CORRADO (che avrà udite le ultime parole di Medora):

È pur mesto, o Medora, il canto tuo

 

MEDORA:

Quando lungi è Corrado

esser può lieto?

Perché fuggir l'amore?

 

CORRADO:

Eppur su questa terra

Se togli l'amor tuo, nulla mi resta. . .

Quasi non oso più sperar ne' cieli. . .

 

MEDORA:

Ah mio Corrado, taci!. . .

 

CORRADO:

Tutto il passato è pegno

A te dell'avvenire. . .

o, l'amor nostro non morrà. . . Medora!

Ho d'uopo ancor del tuo coraggio. . .

 

MEDORA:

Oh cielo. . .

CORRADO:

Un dovere a compir. . . senza periglio. . .

 

MEDORA:

Non partirai! ti tratterrà l'amore!. . .

 

CORRADO:

Pur ti consola!. . . il deggio!. . .

 

MEDORA:

Oh me infelice!. . . me '1 predisse il core!. . .

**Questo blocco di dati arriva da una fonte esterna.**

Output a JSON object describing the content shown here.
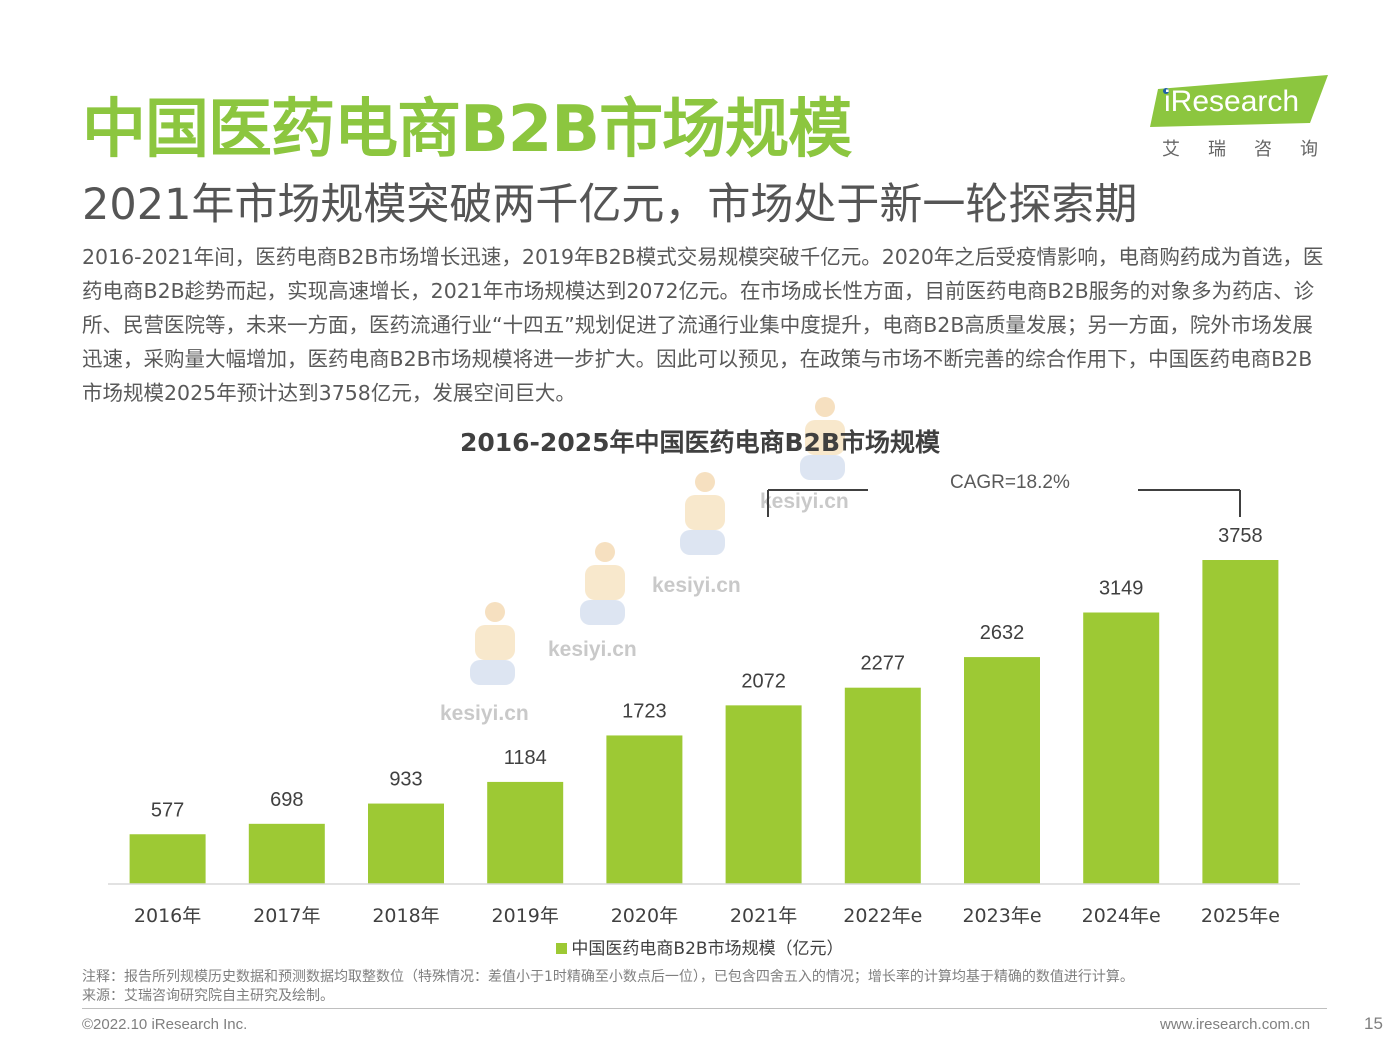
{
  "header": {
    "title": "中国医药电商B2B市场规模",
    "subtitle": "2021年市场规模突破两千亿元，市场处于新一轮探索期",
    "body": "2016-2021年间，医药电商B2B市场增长迅速，2019年B2B模式交易规模突破千亿元。2020年之后受疫情影响，电商购药成为首选，医药电商B2B趁势而起，实现高速增长，2021年市场规模达到2072亿元。在市场成长性方面，目前医药电商B2B服务的对象多为药店、诊所、民营医院等，未来一方面，医药流通行业“十四五”规划促进了流通行业集中度提升，电商B2B高质量发展；另一方面，院外市场发展迅速，采购量大幅增加，医药电商B2B市场规模将进一步扩大。因此可以预见，在政策与市场不断完善的综合作用下，中国医药电商B2B市场规模2025年预计达到3758亿元，发展空间巨大。"
  },
  "logo": {
    "text": "iResearch",
    "cn": "艾瑞咨询",
    "color": "#8cc63f"
  },
  "watermark": {
    "text": "kesiyi.cn"
  },
  "chart_data": {
    "type": "bar",
    "title": "2016-2025年中国医药电商B2B市场规模",
    "categories": [
      "2016年",
      "2017年",
      "2018年",
      "2019年",
      "2020年",
      "2021年",
      "2022年e",
      "2023年e",
      "2024年e",
      "2025年e"
    ],
    "series": [
      {
        "name": "中国医药电商B2B市场规模（亿元）",
        "values": [
          577,
          698,
          933,
          1184,
          1723,
          2072,
          2277,
          2632,
          3149,
          3758
        ],
        "color": "#9dc934"
      }
    ],
    "annotation": "CAGR=18.2%",
    "ylim": [
      0,
      3758
    ],
    "grid": false,
    "legend": "bottom"
  },
  "notes": {
    "note": "注释：报告所列规模历史数据和预测数据均取整数位（特殊情况：差值小于1时精确至小数点后一位），已包含四舍五入的情况；增长率的计算均基于精确的数值进行计算。",
    "source": "来源：艾瑞咨询研究院自主研究及绘制。"
  },
  "footer": {
    "copyright": "©2022.10 iResearch Inc.",
    "website": "www.iresearch.com.cn",
    "page": "15"
  }
}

No, tu non sai comprendere

L'ambascia del mio core,

Quando le notti io vigilo

Fra speme e fra timore.

Ogni rombar di vento

Parmi un feral lamento

Che ti rimpianga, ahi misero,

Preda d'irato mar!. . .

 

CORRADO:

Oh così tetre immagini

Dal tuo pensier discaccia,

Th mi vedrai dai vortici

Tornar fra le tue braccia,

E tergere quel ciglio

Mesto del mio periglio,

E le tue pene in subita

Gioja, amor mio, cangiar.

Ma l'ora avanza celere. . .

 

MEDORA:

Dove, perché te 'n vai?. . .

 

CORRADO:

Un dì forse il saprai.

 

MEDORA:

Deh non lasciarmi!. . .

 

CORRADO:

No!. . .

Medora, il deggio!

 

MEDORA:

Ascoltami.

 

(S'ode un colpo di cannone)

 

CORRADO:

Senti?. . . già dato è il segno.

 

MEDORA:

Pietà delle mie lagrime.

 

CORRADO:

Pronto a salpare è il legno.

 

MEDORA:

Oh mio dolor!

 

CORRADO:

M'attendono!. . .

Ti calma, io tornerò!

 

MEDORA:

Tornerai, ma forse spenta

Pria cadrà quest'infelice,

Voce infausta al cor mi dice

Che mai più ti rivedrò!. . .

Deh riman se in petto hai còre,

O di duolo io morirò.

 

CORRADO:

Vano è il duol che ti tormenta,

Credi a me, sarai felice,

Voce arcana mi predice

Che fra poco tornerò.

E in letizia il tuo dolore

Tramutarsi alfin vedrò.

 

CORO:

Deh Corrado! Vien, t'affretta. . .

L'indugiar perder ne può.

 

(Il cannone tuona la seconda volta)

 

CORRADO:

Varcata è l'ora. . . Addio!. . .

(Fugge)

 

MEDORA:

Ah non partir! Gran Dio!

(Sviene)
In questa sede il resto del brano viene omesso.